After a final detour for the last sales pitch of the day we boarded on the bus and were rushed through the rice paddies back to Ho Chi Minh. Its an interesting tradition in Southern Vietnam- they bury their dead on their plots. Consequently, in between all the people huddled down in the water with their traditional hats on their heads looking after the rice, rose concrete structures for the dead. One dotted here, then a few more at the back of the patch and so on. Apparently regulations have them buried 2 metres down in the swampy ground but you just wonder about the hazards in the surrounding waters as the bodies decomposed.



All in all an enjoyable day.
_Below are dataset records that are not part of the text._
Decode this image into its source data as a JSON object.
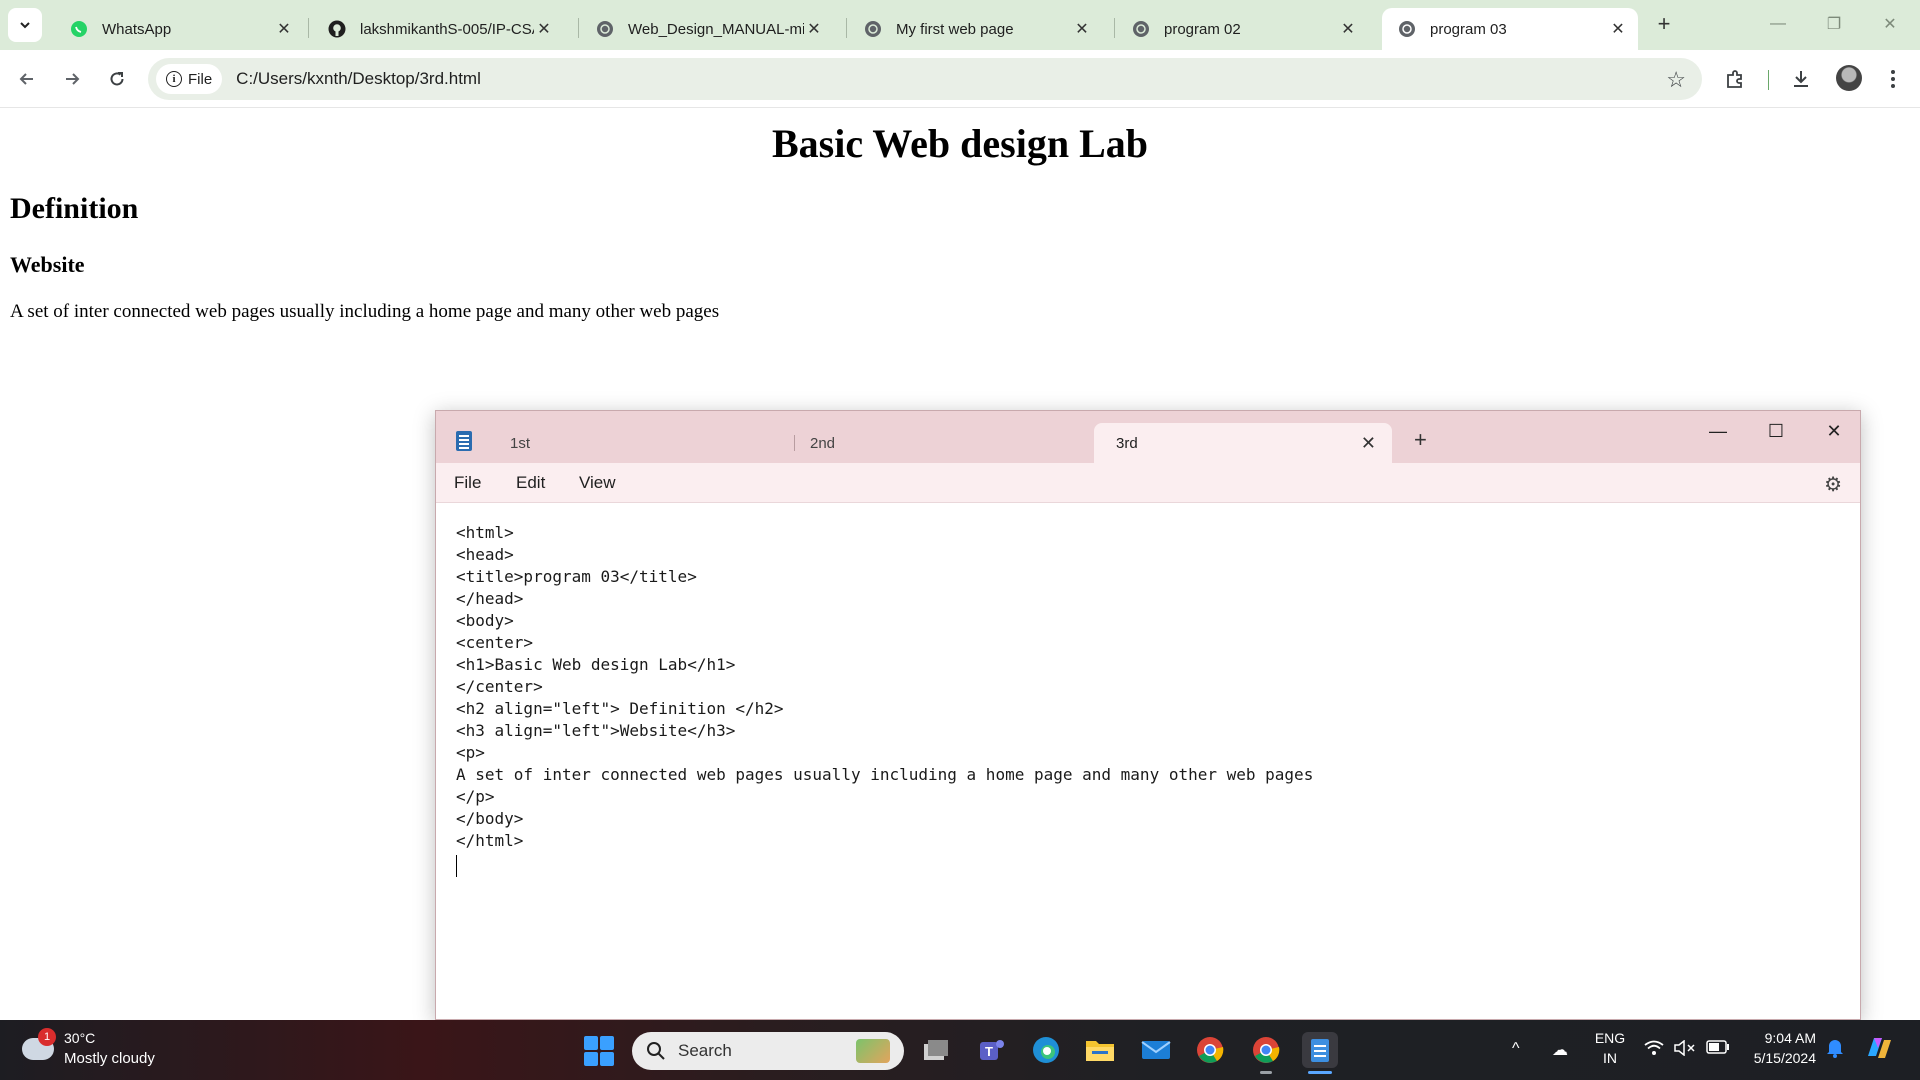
{
  "browser": {
    "tabs": [
      {
        "title": "WhatsApp",
        "icon": "whatsapp-icon"
      },
      {
        "title": "lakshmikanthS-005/IP-CSA",
        "icon": "github-icon"
      },
      {
        "title": "Web_Design_MANUAL-mi",
        "icon": "globe-icon"
      },
      {
        "title": "My first web page",
        "icon": "globe-icon"
      },
      {
        "title": "program 02",
        "icon": "globe-icon"
      },
      {
        "title": "program 03",
        "icon": "globe-icon",
        "active": true
      }
    ],
    "address": {
      "scheme_label": "File",
      "url": "C:/Users/kxnth/Desktop/3rd.html"
    }
  },
  "page": {
    "h1": "Basic Web design Lab",
    "h2": "Definition",
    "h3": "Website",
    "paragraph": "A set of inter connected web pages usually including a home page and many other web pages"
  },
  "notepad": {
    "tabs": [
      "1st",
      "2nd",
      "3rd"
    ],
    "active_tab": "3rd",
    "menu": [
      "File",
      "Edit",
      "View"
    ],
    "code_lines": [
      "<html>",
      "<head>",
      "<title>program 03</title>",
      "</head>",
      "<body>",
      "<center>",
      "<h1>Basic Web design Lab</h1>",
      "</center>",
      "<h2 align=\"left\"> Definition </h2>",
      "<h3 align=\"left\">Website</h3>",
      "<p>",
      "A set of inter connected web pages usually including a home page and many other web pages",
      "</p>",
      "</body>",
      "</html>"
    ]
  },
  "taskbar": {
    "weather": {
      "badge": "1",
      "temp": "30°C",
      "desc": "Mostly cloudy"
    },
    "search_label": "Search",
    "language": {
      "line1": "ENG",
      "line2": "IN"
    },
    "clock": {
      "time": "9:04 AM",
      "date": "5/15/2024"
    }
  },
  "colors": {
    "tabstrip_bg": "#dcebd9",
    "omnibox_bg": "#e9efe7",
    "notepad_titlebar": "#edd2d6",
    "notepad_menubar": "#fbeef0",
    "whatsapp_green": "#25d366"
  }
}
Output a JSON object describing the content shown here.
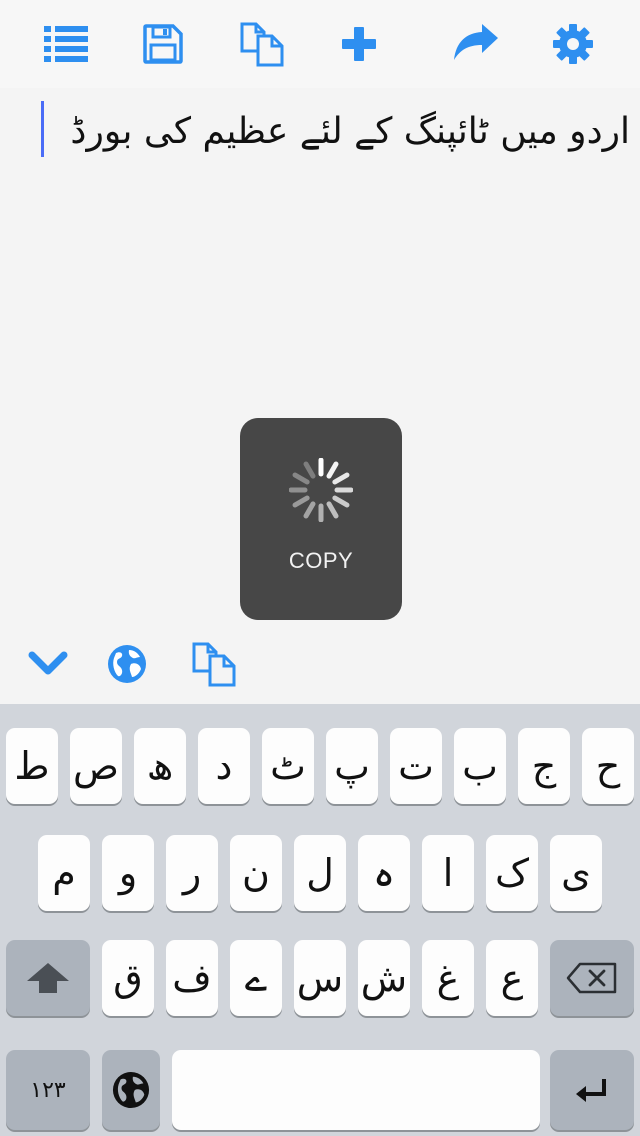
{
  "toolbar": {
    "icons": [
      "list-icon",
      "save-icon",
      "copy-icon",
      "plus-icon",
      "share-icon",
      "gear-icon"
    ],
    "accent": "#2e8ff0"
  },
  "editor": {
    "text": "اردو میں ٹائپنگ کے لئے عظیم کی بورڈ",
    "cursor_color": "#4a6cf7"
  },
  "hud": {
    "label": "COPY"
  },
  "accessory": {
    "icons": [
      "chevron-down-icon",
      "globe-icon",
      "copy-icon"
    ]
  },
  "keyboard": {
    "row1": [
      "ط",
      "ص",
      "ھ",
      "د",
      "ٹ",
      "پ",
      "ت",
      "ب",
      "ج",
      "ح"
    ],
    "row2": [
      "م",
      "و",
      "ر",
      "ن",
      "ل",
      "ہ",
      "ا",
      "ک",
      "ی"
    ],
    "row3": [
      "ق",
      "ف",
      "ے",
      "س",
      "ش",
      "غ",
      "ع"
    ],
    "numbers_label": "۱۲۳",
    "icons": [
      "shift-icon",
      "backspace-icon",
      "globe-icon",
      "return-icon"
    ]
  }
}
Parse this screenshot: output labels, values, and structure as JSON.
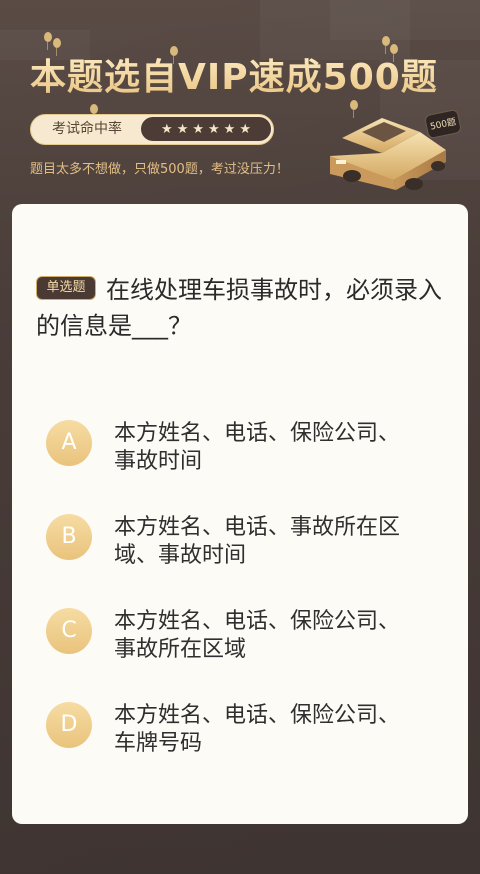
{
  "header": {
    "title": "本题选自VIP速成500题",
    "rate_label": "考试命中率",
    "stars": [
      "★",
      "★",
      "★",
      "★",
      "★",
      "★"
    ],
    "subtitle": "题目太多不想做，只做500题，考过没压力！",
    "badge": "500题",
    "car_icon": "car-icon"
  },
  "question": {
    "tag": "单选题",
    "text": "在线处理车损事故时，必须录入的信息是___？"
  },
  "options": [
    {
      "letter": "A",
      "text": "本方姓名、电话、保险公司、事故时间"
    },
    {
      "letter": "B",
      "text": "本方姓名、电话、事故所在区域、事故时间"
    },
    {
      "letter": "C",
      "text": "本方姓名、电话、保险公司、事故所在区域"
    },
    {
      "letter": "D",
      "text": "本方姓名、电话、保险公司、车牌号码"
    }
  ],
  "colors": {
    "background": "#4b3f3b",
    "gold": "#e8c27f",
    "card": "#fdfbf6"
  }
}
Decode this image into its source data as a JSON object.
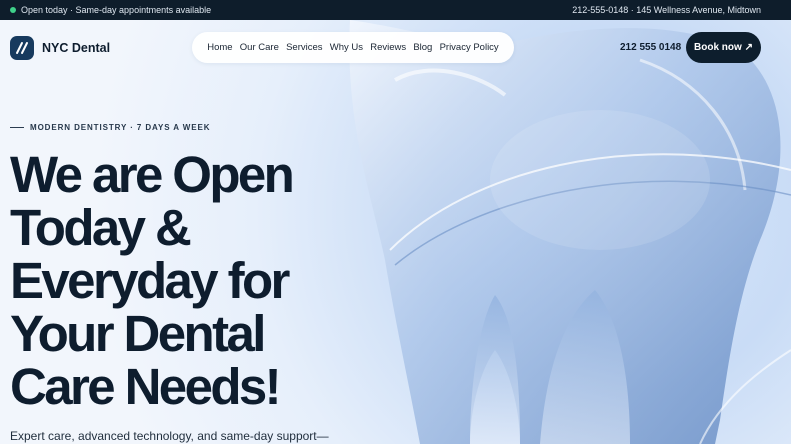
{
  "topbar": {
    "status": "Open today · Same-day appointments available",
    "contact": "212-555-0148 · 145 Wellness Avenue, Midtown"
  },
  "brand": {
    "name": "NYC Dental"
  },
  "nav": {
    "links": [
      "Home",
      "Our Care",
      "Services",
      "Why Us",
      "Reviews",
      "Blog",
      "Privacy Policy"
    ]
  },
  "header": {
    "phone": "212 555 0148",
    "book_label": "Book now ↗"
  },
  "hero": {
    "eyebrow": "MODERN DENTISTRY · 7 DAYS A WEEK",
    "headline": "We are Open Today & Everyday for Your Dental Care Needs!",
    "subtext": "Expert care, advanced technology, and same-day support—"
  },
  "colors": {
    "dark": "#0e1d2b",
    "accent_dot": "#3fd08a",
    "logo_bg": "#173a5e"
  },
  "icons": [
    "open-status-dot",
    "brand-logo-icon",
    "arrow-up-right-icon",
    "tooth-illustration"
  ]
}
Does this entry in the "1000 places to see before you die" book get the dog ear or the page ripped out vote? Well...i think the best thing to see in the Mekong would be the floating markets...but that requires an overnight stay as they are all over by about 7am. Sadly, given that there are only a few places sufficient enough to cater for tourists I would hazard a guess the standard of accomodation could be a bit grim...but the photos of the market look very cool.

Without being able to see that (and never having had done so), Im ripping this entry out of the book!